この活動に加え、ねんきんネット等をご利用いただき、将来増える年金額を適切に把握していただく取り組みを進められております。
 さらに、この企業では、個々の従業員の事情に応じてコーチングを通じた意識変容を促すための環境整備をする。
今、働けない方に関しましては、中長期的に考えて、御自身のキャリアアップをしながら、より長く働いていただけるように人材育成を検討していく。
このようなものが一つの好事例として考えられるというところでございます。
 このほかにも、好事例があると考えられますが、今後、アンケート調査を進めながら専門家の有識者の皆様とともに、好事例を選定していたいと考えているところでございます。
○殿村構成員 ありがとうございました。
○上田座長 殿村さん、よろしいですか。
 それでは、委員の方、ほかにいかがでしょうか。
 横尾さん、どうぞ。
○横尾構成員 ありがとうございます。
 全体に対する感想と致しましては、基本的に適用拡大をするに当たって、皆さんにそれぞれにきめ細やかなツールを用意していくという方向性自体は大変良かろうと思います。
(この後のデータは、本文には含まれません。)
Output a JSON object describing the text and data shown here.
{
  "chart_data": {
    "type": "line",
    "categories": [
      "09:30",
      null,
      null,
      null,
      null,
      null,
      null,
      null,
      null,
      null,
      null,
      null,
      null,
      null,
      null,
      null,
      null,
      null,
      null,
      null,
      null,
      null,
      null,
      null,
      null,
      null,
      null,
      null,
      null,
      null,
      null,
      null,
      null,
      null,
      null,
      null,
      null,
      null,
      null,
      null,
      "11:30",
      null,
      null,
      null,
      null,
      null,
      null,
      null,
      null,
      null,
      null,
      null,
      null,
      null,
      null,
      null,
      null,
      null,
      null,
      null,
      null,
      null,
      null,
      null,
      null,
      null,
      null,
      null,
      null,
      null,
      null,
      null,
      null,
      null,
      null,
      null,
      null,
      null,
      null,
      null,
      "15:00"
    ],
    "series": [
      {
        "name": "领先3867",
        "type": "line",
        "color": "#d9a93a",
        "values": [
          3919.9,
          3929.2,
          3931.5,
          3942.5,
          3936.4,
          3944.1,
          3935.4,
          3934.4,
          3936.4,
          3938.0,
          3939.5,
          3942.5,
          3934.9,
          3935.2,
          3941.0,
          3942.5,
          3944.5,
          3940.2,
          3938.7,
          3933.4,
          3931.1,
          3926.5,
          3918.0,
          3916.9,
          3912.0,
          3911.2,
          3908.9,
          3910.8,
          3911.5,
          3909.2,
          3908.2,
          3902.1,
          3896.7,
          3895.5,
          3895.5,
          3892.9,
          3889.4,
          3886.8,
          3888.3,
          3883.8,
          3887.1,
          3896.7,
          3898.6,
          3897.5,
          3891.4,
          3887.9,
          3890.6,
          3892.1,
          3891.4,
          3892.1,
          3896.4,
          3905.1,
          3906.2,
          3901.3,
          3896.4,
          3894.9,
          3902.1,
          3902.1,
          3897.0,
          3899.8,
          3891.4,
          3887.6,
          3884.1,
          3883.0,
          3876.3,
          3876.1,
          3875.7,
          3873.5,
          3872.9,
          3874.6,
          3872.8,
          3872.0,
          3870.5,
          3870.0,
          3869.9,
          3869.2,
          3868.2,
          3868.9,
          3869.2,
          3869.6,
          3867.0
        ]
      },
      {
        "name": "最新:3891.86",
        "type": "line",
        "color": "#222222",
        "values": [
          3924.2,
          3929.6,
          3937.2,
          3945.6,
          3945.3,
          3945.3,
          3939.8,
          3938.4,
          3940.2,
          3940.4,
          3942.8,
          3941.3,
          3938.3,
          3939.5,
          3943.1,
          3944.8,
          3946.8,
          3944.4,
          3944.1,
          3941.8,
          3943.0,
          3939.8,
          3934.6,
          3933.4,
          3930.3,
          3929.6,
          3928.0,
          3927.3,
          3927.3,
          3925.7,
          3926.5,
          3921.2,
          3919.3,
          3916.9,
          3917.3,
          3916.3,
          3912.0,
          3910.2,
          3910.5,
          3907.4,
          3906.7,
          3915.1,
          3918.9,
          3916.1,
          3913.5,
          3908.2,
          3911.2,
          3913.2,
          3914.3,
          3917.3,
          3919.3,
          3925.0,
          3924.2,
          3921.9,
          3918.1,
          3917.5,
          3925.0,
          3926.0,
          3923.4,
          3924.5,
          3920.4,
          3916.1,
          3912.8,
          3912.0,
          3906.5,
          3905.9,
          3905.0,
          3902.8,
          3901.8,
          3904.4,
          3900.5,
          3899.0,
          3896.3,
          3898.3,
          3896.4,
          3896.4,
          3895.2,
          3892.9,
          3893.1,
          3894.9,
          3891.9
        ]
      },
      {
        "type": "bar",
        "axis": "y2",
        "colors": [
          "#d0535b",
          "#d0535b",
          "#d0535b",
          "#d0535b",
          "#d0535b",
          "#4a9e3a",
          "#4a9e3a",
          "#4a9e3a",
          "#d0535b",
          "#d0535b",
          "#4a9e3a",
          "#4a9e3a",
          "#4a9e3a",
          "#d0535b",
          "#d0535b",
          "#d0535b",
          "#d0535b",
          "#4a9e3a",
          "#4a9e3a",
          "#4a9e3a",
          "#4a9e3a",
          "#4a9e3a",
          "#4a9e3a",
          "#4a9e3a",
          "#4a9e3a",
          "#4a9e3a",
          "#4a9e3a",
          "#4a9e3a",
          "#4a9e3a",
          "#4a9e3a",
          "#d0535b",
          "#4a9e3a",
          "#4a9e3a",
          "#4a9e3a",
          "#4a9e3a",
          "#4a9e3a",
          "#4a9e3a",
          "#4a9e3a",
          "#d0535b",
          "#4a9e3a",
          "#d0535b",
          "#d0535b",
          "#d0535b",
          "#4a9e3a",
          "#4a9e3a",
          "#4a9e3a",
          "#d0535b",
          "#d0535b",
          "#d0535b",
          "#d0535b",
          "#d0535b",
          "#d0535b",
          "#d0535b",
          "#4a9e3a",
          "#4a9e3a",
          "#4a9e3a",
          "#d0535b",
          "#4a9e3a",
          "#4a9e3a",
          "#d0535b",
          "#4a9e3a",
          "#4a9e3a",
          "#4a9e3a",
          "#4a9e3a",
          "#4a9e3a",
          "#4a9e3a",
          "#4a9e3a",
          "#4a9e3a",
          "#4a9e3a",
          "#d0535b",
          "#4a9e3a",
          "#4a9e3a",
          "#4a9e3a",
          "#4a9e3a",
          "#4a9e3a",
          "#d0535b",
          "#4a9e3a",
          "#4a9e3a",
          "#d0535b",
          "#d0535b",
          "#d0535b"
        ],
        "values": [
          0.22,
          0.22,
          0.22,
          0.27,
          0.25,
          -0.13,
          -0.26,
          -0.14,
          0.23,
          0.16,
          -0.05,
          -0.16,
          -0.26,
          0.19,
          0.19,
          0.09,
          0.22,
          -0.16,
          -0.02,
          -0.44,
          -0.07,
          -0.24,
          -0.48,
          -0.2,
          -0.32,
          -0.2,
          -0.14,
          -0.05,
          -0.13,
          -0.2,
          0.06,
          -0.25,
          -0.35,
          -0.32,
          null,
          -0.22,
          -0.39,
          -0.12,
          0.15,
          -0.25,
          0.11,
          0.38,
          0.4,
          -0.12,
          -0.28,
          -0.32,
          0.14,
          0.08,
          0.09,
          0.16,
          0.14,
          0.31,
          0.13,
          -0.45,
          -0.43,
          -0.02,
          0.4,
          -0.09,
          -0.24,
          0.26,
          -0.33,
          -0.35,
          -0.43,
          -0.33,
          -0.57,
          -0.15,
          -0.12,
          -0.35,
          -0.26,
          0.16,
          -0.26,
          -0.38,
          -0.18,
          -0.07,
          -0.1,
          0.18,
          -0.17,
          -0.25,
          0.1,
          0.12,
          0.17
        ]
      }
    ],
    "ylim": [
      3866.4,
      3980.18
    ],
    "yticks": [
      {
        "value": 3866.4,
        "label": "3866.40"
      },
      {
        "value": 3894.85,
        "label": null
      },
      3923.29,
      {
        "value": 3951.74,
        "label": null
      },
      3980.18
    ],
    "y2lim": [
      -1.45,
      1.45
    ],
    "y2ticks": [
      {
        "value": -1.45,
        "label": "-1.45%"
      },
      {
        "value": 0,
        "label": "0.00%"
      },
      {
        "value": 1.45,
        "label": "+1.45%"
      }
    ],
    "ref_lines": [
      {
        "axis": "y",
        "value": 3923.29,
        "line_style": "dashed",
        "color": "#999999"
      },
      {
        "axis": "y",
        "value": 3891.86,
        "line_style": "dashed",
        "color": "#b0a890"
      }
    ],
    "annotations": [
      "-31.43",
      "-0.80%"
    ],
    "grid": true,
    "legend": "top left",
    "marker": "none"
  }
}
今後、検討会も個別のものを設けてやっていくということで、それはそれでとても良いのではないかと思います。
 次に、殿村さんから御質問があった部分に関係し意見を述べさせていただきます。
私たちは就労管理システムの調査とか、いろいろな調査を、いろいろな立場から、50人規模もやったことありますし、100人規模もありますし、数万人規模のもっと大きな会社様、グローバルになってくるので、また、それは調査の方法は変わってくるのですけれども、いろいろなところで、どういったツールをつくっていくと有効なのかという調査を過去20年の間に何度かしたことがあります。
その時の経験から、対象となる企業の規模が、今回対象となる100人以下50人以上になり、今後、次のタイミングでは、50人からさらに下に下がっていくという中で、有効性の高い方法が大きく変わるだろうと思います。
前回までの101人以上500名以下までを対象とした場合は、今回とりあげているようなやり方がとても有効であろうと思います。
50人以上になってくると、ちょっと厚労省の皆様や事業者の皆様がイメージしている状況と、実際の企業の状況がかなりかけ離れてきているように感じました。
今回、もちろん厚労省様を含め、各種ほかの年金団体の皆様、プラス、お受けになる事業者の方々、といった皆様は、50人規模の組織の御経験がなくて、多分イメージができていないのだろうなという心象があります。
勝手な想像で申し上げると、先ほどのやりとりでは、殿村さんはそれを指摘したかったけれども、かなり遠くにいそうだから突っ込むのはやめとこうかなと思って一応了承してしまったのではないかなと感じました。
 具体的に何がイメージと実際で違うのかというと、例えば、適用拡大する方が1人増えますといったときの「経営者側がやること」「労務管理側がやること」というのが、多分想像と違っておりまして、殿村さんから聞いていないのに私が勝手に言うのも恐縮なのですけれども、殿村さんが聞きたかったこととしては、101名以上の企業と51名以上の企業では、経営者が調整しなくてはならないことや気になる部分が違うので、好事例の意味や内容がちょっと変わってくる。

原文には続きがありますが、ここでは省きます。